Prof. Otobo noted that The White Paper rejected most of the key recommendations concerning merger, abolition and consolidation of departments, statutory commissions and parastatals. He agreed that implementing the reforms, now contemplated by the Federal Government, would only help it achieve the twin objectives of cost saving and streamlined bureaucracy, at a time of dwindling fiscal resources if it was more closely aligned with the original recommendations of the Oronsaye Report than the rather truncated version outlined in the White Paper.
Otobo observed that a credible implementation of the original document would be a significant development, especially viewed from the broader context of both public sector reforms and constitutional reforms.
He described it as a critical element in reducing the cost of governance, especially at the federal level. Otobo had, in an article co-authored with Oseloka Obaze in May 2019, on ‘Reducing the cost of governance in Nigeria’, explained that, with the share of recurrent expenditure in federal budget hovering around 70 per cent of federal revenue, the failure to implement the 2014 White Paper on the Oronsaye Report had become a major impediment to reducing the cost of governance.
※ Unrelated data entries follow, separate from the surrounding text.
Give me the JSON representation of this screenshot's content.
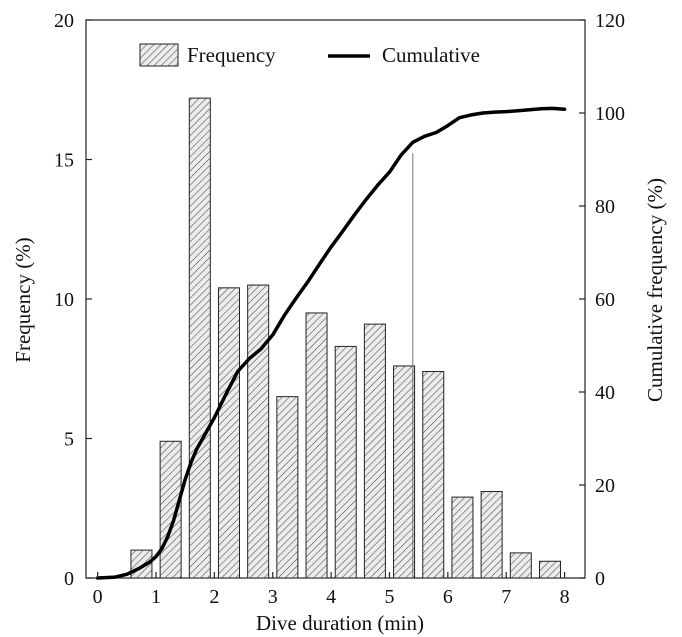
{
  "chart_data": {
    "type": "bar",
    "title": "",
    "xlabel": "Dive duration (min)",
    "ylabel": "Frequency (%)",
    "y2label": "Cumulative frequency (%)",
    "xlim": [
      -0.2,
      8.35
    ],
    "ylim": [
      0,
      20
    ],
    "y2lim": [
      0,
      120
    ],
    "xticks": [
      "0",
      "1",
      "2",
      "3",
      "4",
      "5",
      "6",
      "7",
      "8"
    ],
    "yticks": [
      "0",
      "5",
      "10",
      "15",
      "20"
    ],
    "y2ticks": [
      "0",
      "20",
      "40",
      "60",
      "80",
      "100",
      "120"
    ],
    "legend_position": "top",
    "grid": false,
    "series": [
      {
        "name": "Frequency",
        "kind": "bar",
        "color": "#555555",
        "pattern": "diagonal-hatch",
        "x": [
          0.75,
          1.25,
          1.75,
          2.25,
          2.75,
          3.25,
          3.75,
          4.25,
          4.75,
          5.25,
          5.75,
          6.25,
          6.75,
          7.25,
          7.75
        ],
        "values": [
          1.0,
          4.9,
          17.2,
          10.4,
          10.5,
          6.5,
          9.5,
          8.3,
          9.1,
          7.6,
          7.4,
          2.9,
          3.1,
          0.9,
          0.6
        ]
      },
      {
        "name": "Cumulative",
        "kind": "line",
        "axis": "right",
        "color": "#000000",
        "x": [
          0,
          0.3,
          0.5,
          0.7,
          0.9,
          1.0,
          1.1,
          1.2,
          1.3,
          1.4,
          1.5,
          1.6,
          1.7,
          1.8,
          2.0,
          2.2,
          2.4,
          2.6,
          2.8,
          3.0,
          3.2,
          3.4,
          3.6,
          3.8,
          4.0,
          4.2,
          4.4,
          4.6,
          4.8,
          5.0,
          5.2,
          5.4,
          5.6,
          5.8,
          6.0,
          6.2,
          6.4,
          6.6,
          6.8,
          7.0,
          7.2,
          7.4,
          7.6,
          7.8,
          8.0
        ],
        "values": [
          0,
          0.2,
          0.8,
          2.0,
          3.5,
          4.6,
          6.3,
          8.9,
          12.3,
          16.8,
          21.2,
          24.9,
          27.8,
          30.0,
          34.5,
          39.6,
          44.4,
          47.2,
          49.3,
          52.3,
          56.5,
          60.2,
          63.7,
          67.5,
          71.2,
          74.6,
          78.1,
          81.4,
          84.5,
          87.3,
          91.0,
          93.7,
          95.0,
          95.8,
          97.3,
          99.0,
          99.6,
          100.0,
          100.2,
          100.3,
          100.5,
          100.7,
          100.9,
          101.0,
          100.8
        ]
      }
    ],
    "annotations": [
      {
        "kind": "vertical-line",
        "x": 5.4,
        "from_y2": 0,
        "to_y2": 91.4
      }
    ]
  }
}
Otobo noted that at a time of dwindling fiscal resources, an initiative that would fully implement the report would send a strong signal that government was committed to streamlining its sprawling bureaucracy, saving on administrative costs, and promoting greater coherence.
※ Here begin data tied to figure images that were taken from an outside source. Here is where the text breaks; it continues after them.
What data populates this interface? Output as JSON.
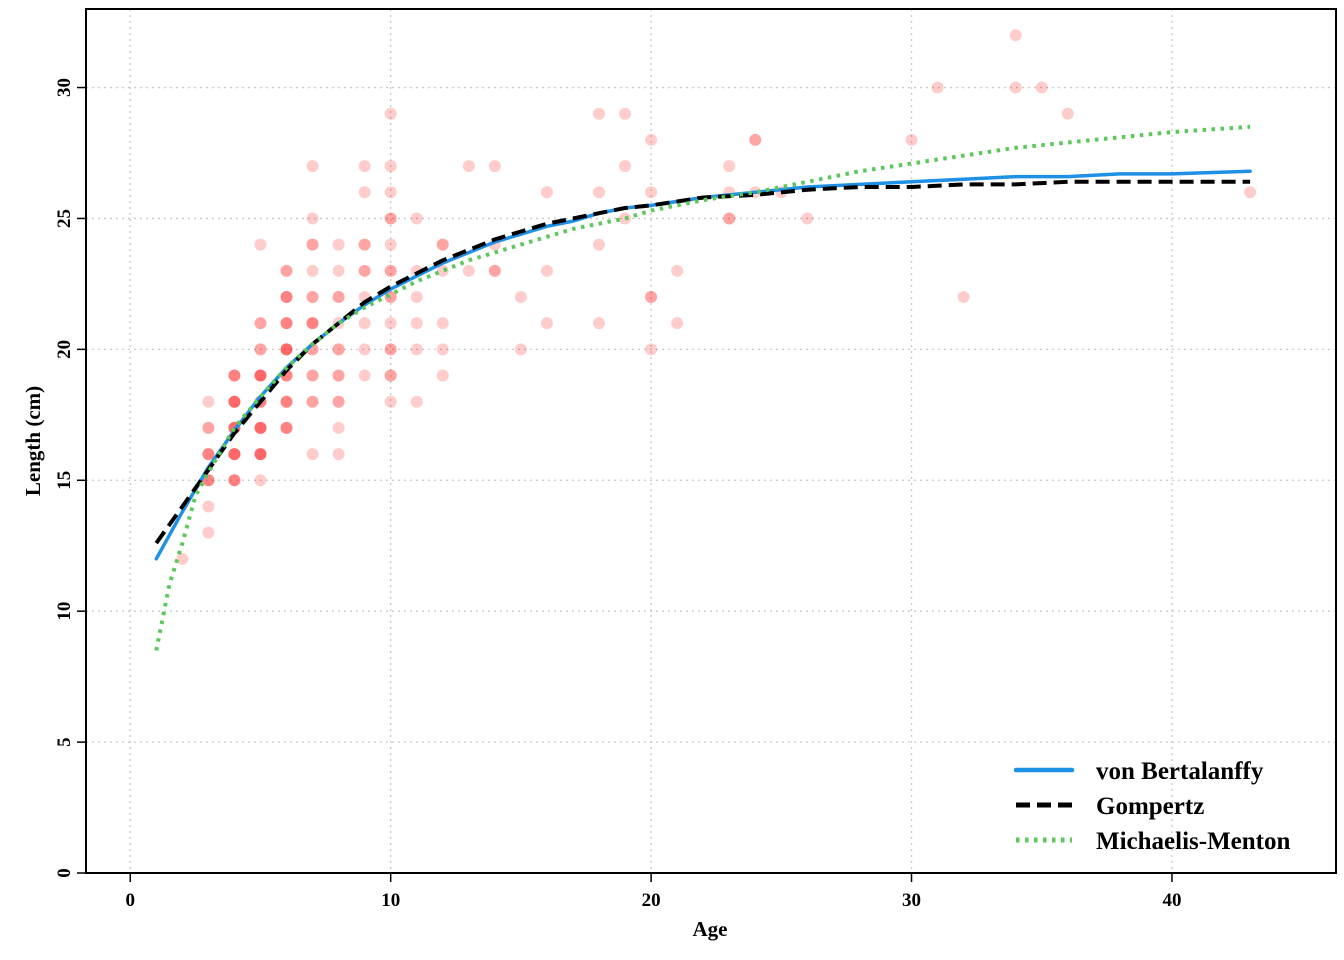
{
  "chart_data": {
    "type": "scatter",
    "xlabel": "Age",
    "ylabel": "Length (cm)",
    "xlim": [
      -1.7,
      46.3
    ],
    "ylim": [
      0,
      33
    ],
    "xticks": [
      "0",
      "10",
      "20",
      "30",
      "40"
    ],
    "yticks": [
      "0",
      "5",
      "10",
      "15",
      "20",
      "25",
      "30"
    ],
    "grid": true,
    "legend_position": "bottom-right",
    "points_color": "#ff0000",
    "points": [
      [
        2,
        12
      ],
      [
        3,
        13
      ],
      [
        3,
        14
      ],
      [
        3,
        15
      ],
      [
        3,
        15
      ],
      [
        3,
        15
      ],
      [
        3,
        16
      ],
      [
        3,
        16
      ],
      [
        3,
        16
      ],
      [
        3,
        17
      ],
      [
        3,
        17
      ],
      [
        3,
        18
      ],
      [
        4,
        15
      ],
      [
        4,
        15
      ],
      [
        4,
        15
      ],
      [
        4,
        16
      ],
      [
        4,
        16
      ],
      [
        4,
        16
      ],
      [
        4,
        16
      ],
      [
        4,
        17
      ],
      [
        4,
        17
      ],
      [
        4,
        17
      ],
      [
        4,
        17
      ],
      [
        4,
        18
      ],
      [
        4,
        18
      ],
      [
        4,
        18
      ],
      [
        4,
        18
      ],
      [
        4,
        19
      ],
      [
        4,
        19
      ],
      [
        4,
        19
      ],
      [
        5,
        15
      ],
      [
        5,
        16
      ],
      [
        5,
        16
      ],
      [
        5,
        16
      ],
      [
        5,
        16
      ],
      [
        5,
        17
      ],
      [
        5,
        17
      ],
      [
        5,
        17
      ],
      [
        5,
        17
      ],
      [
        5,
        18
      ],
      [
        5,
        18
      ],
      [
        5,
        18
      ],
      [
        5,
        19
      ],
      [
        5,
        19
      ],
      [
        5,
        19
      ],
      [
        5,
        19
      ],
      [
        5,
        20
      ],
      [
        5,
        20
      ],
      [
        5,
        21
      ],
      [
        5,
        21
      ],
      [
        5,
        24
      ],
      [
        6,
        17
      ],
      [
        6,
        17
      ],
      [
        6,
        17
      ],
      [
        6,
        18
      ],
      [
        6,
        18
      ],
      [
        6,
        18
      ],
      [
        6,
        19
      ],
      [
        6,
        19
      ],
      [
        6,
        19
      ],
      [
        6,
        20
      ],
      [
        6,
        20
      ],
      [
        6,
        20
      ],
      [
        6,
        20
      ],
      [
        6,
        21
      ],
      [
        6,
        21
      ],
      [
        6,
        21
      ],
      [
        6,
        22
      ],
      [
        6,
        22
      ],
      [
        6,
        22
      ],
      [
        6,
        23
      ],
      [
        6,
        23
      ],
      [
        7,
        16
      ],
      [
        7,
        18
      ],
      [
        7,
        18
      ],
      [
        7,
        19
      ],
      [
        7,
        19
      ],
      [
        7,
        20
      ],
      [
        7,
        20
      ],
      [
        7,
        21
      ],
      [
        7,
        21
      ],
      [
        7,
        21
      ],
      [
        7,
        22
      ],
      [
        7,
        22
      ],
      [
        7,
        23
      ],
      [
        7,
        24
      ],
      [
        7,
        24
      ],
      [
        7,
        25
      ],
      [
        7,
        27
      ],
      [
        8,
        16
      ],
      [
        8,
        17
      ],
      [
        8,
        18
      ],
      [
        8,
        18
      ],
      [
        8,
        19
      ],
      [
        8,
        19
      ],
      [
        8,
        20
      ],
      [
        8,
        20
      ],
      [
        8,
        21
      ],
      [
        8,
        22
      ],
      [
        8,
        22
      ],
      [
        8,
        23
      ],
      [
        8,
        24
      ],
      [
        9,
        19
      ],
      [
        9,
        20
      ],
      [
        9,
        21
      ],
      [
        9,
        22
      ],
      [
        9,
        23
      ],
      [
        9,
        23
      ],
      [
        9,
        24
      ],
      [
        9,
        24
      ],
      [
        9,
        26
      ],
      [
        9,
        27
      ],
      [
        10,
        18
      ],
      [
        10,
        19
      ],
      [
        10,
        19
      ],
      [
        10,
        20
      ],
      [
        10,
        20
      ],
      [
        10,
        21
      ],
      [
        10,
        22
      ],
      [
        10,
        22
      ],
      [
        10,
        23
      ],
      [
        10,
        23
      ],
      [
        10,
        24
      ],
      [
        10,
        25
      ],
      [
        10,
        25
      ],
      [
        10,
        26
      ],
      [
        10,
        27
      ],
      [
        10,
        29
      ],
      [
        11,
        18
      ],
      [
        11,
        20
      ],
      [
        11,
        21
      ],
      [
        11,
        22
      ],
      [
        11,
        23
      ],
      [
        11,
        25
      ],
      [
        12,
        19
      ],
      [
        12,
        20
      ],
      [
        12,
        21
      ],
      [
        12,
        23
      ],
      [
        12,
        24
      ],
      [
        12,
        24
      ],
      [
        13,
        23
      ],
      [
        13,
        27
      ],
      [
        14,
        23
      ],
      [
        14,
        23
      ],
      [
        14,
        24
      ],
      [
        14,
        27
      ],
      [
        15,
        20
      ],
      [
        15,
        22
      ],
      [
        16,
        21
      ],
      [
        16,
        23
      ],
      [
        16,
        26
      ],
      [
        18,
        21
      ],
      [
        18,
        24
      ],
      [
        18,
        26
      ],
      [
        18,
        29
      ],
      [
        19,
        25
      ],
      [
        19,
        27
      ],
      [
        19,
        29
      ],
      [
        20,
        20
      ],
      [
        20,
        22
      ],
      [
        20,
        22
      ],
      [
        20,
        26
      ],
      [
        20,
        28
      ],
      [
        21,
        21
      ],
      [
        21,
        23
      ],
      [
        23,
        25
      ],
      [
        23,
        25
      ],
      [
        23,
        26
      ],
      [
        23,
        27
      ],
      [
        24,
        26
      ],
      [
        24,
        28
      ],
      [
        24,
        28
      ],
      [
        25,
        26
      ],
      [
        26,
        25
      ],
      [
        30,
        28
      ],
      [
        31,
        30
      ],
      [
        32,
        22
      ],
      [
        34,
        30
      ],
      [
        34,
        32
      ],
      [
        35,
        30
      ],
      [
        36,
        29
      ],
      [
        43,
        26
      ]
    ],
    "series": [
      {
        "name": "von Bertalanffy",
        "color": "#1e90e6",
        "x": [
          1,
          2,
          3,
          4,
          5,
          6,
          7,
          8,
          9,
          10,
          11,
          12,
          13,
          14,
          15,
          16,
          17,
          18,
          19,
          20,
          22,
          24,
          26,
          28,
          30,
          32,
          34,
          36,
          38,
          40,
          43
        ],
        "y": [
          12.0,
          13.8,
          15.5,
          16.9,
          18.2,
          19.3,
          20.2,
          21.0,
          21.7,
          22.3,
          22.8,
          23.3,
          23.7,
          24.1,
          24.4,
          24.7,
          24.9,
          25.2,
          25.4,
          25.5,
          25.8,
          26.0,
          26.2,
          26.3,
          26.4,
          26.5,
          26.6,
          26.6,
          26.7,
          26.7,
          26.8
        ]
      },
      {
        "name": "Gompertz",
        "color": "#000000",
        "x": [
          1,
          2,
          3,
          4,
          5,
          6,
          7,
          8,
          9,
          10,
          11,
          12,
          13,
          14,
          15,
          16,
          17,
          18,
          19,
          20,
          22,
          24,
          26,
          28,
          30,
          32,
          34,
          36,
          38,
          40,
          43
        ],
        "y": [
          12.6,
          14.0,
          15.4,
          16.8,
          18.0,
          19.2,
          20.2,
          21.0,
          21.8,
          22.4,
          22.9,
          23.4,
          23.8,
          24.2,
          24.5,
          24.8,
          25.0,
          25.2,
          25.4,
          25.5,
          25.8,
          25.9,
          26.1,
          26.2,
          26.2,
          26.3,
          26.3,
          26.4,
          26.4,
          26.4,
          26.4
        ]
      },
      {
        "name": "Michaelis-Menton",
        "color": "#5bc85b",
        "x": [
          1,
          1.5,
          2,
          2.5,
          3,
          4,
          5,
          6,
          7,
          8,
          9,
          10,
          11,
          12,
          13,
          14,
          15,
          16,
          17,
          18,
          19,
          20,
          22,
          24,
          26,
          28,
          30,
          32,
          34,
          36,
          38,
          40,
          43
        ],
        "y": [
          8.5,
          11.0,
          12.6,
          14.4,
          15.3,
          17.0,
          18.2,
          19.3,
          20.2,
          21.0,
          21.6,
          22.1,
          22.6,
          23.0,
          23.4,
          23.7,
          24.0,
          24.3,
          24.6,
          24.8,
          25.0,
          25.3,
          25.7,
          26.0,
          26.4,
          26.8,
          27.1,
          27.4,
          27.7,
          27.9,
          28.1,
          28.3,
          28.5
        ]
      }
    ]
  }
}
“More importantly, the launching of this reform effort would, hopefully, stimulate reflection by the Federal Government itself on how some of its functions could be devolved to the sub-national tiers of government, along with corresponding resources, consistent with the federal system of government,” he said.
Also in his article titled, ‘Five Action Steps Toward Constitutional Restructuring’, published in The Guardian of January 2, 2019, Otobo, argued thus: “Surprising, as it may seem, the first practical step to constitutional restructuring must include summoning the courage and commitment to review and implement the findings of the Presidential Committee on Restructuring and Rationalising of Federal Governmental Parastatals, Commissions and Agencies.
The pristine purpose of that committee was to recommend ways to streamline and merge many of the parastatals, commissions and agencies, including reducing the cost of running the federal government. However, that report must be reviewed afresh to identify entities whose functions and activities should be devolved to the states.”
Otobo advised that government would need to gradually phase-in the proposed reforms. Issues such as payment of entitlements and of retirement benefits as well as sequencing must be carefully thought through. The take-off date for the reforms cannot be earlier than January 2021, with the financial costs of reforms fully incorporated into the 2021 budget, he concluded.